When drawing, Seurat used his medium in a particularly transparent way, and as several essays in this book observe, there is a visual analogy between the effect he got in his drawings and the famous "pointillism" of his mature painting style. (He and Signac preferred to call it Divisionism, a reference to the way colors could be divided up into their components on canvas and optically reunited in the viewer’s eye.)
Seurat was unvarying in his choice of drawing materials: black conté crayon and Michallet paper, a laid variety that clearly shows the grid of lines created by the mold. When the conté glides over the paper, it leaves a grainy pattern behind, which forms a substratum for the image.

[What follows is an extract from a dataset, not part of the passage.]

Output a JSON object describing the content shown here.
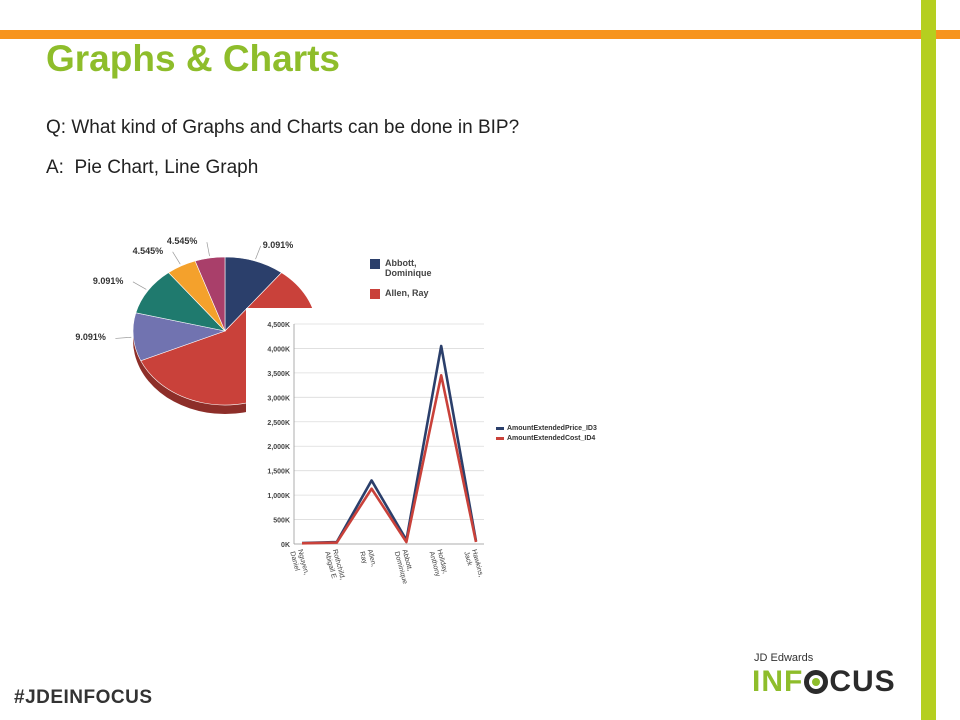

There are very few hard edges in Seurat’s drawings, and figures seems to blend into and out of the background. Light always emerges from darkness. As Jodi Hauptman points out, there is a quality of profound silence in these drawings, as if we were "watching through soundproof plate glass." Seurat himself was known as a silent man, reluctant to speak except to close friends.
One of the most striking drawings in this book is a large portrait of the artist Aman-Jean, which was Seurat’s first publicly exhibited work. Classical in its composition, seen with today’s eyes it is pointillism in black and white. The portrait was shown in the ultra-establishmentarian Salon in 1883, which is ironic considering that after Seurat’s death, the Louvre refused to accept a gift of hundreds of works offered by his family. Today, he is remembered for paintings of monumental scale, such as "A Sunday on La Grande Jatte" (1884–86; now at the Art Institute of Chicago), but as Aman-Jean wrote in a letter, "It is drawing, thoroughly understood, that put Seurat on the right path."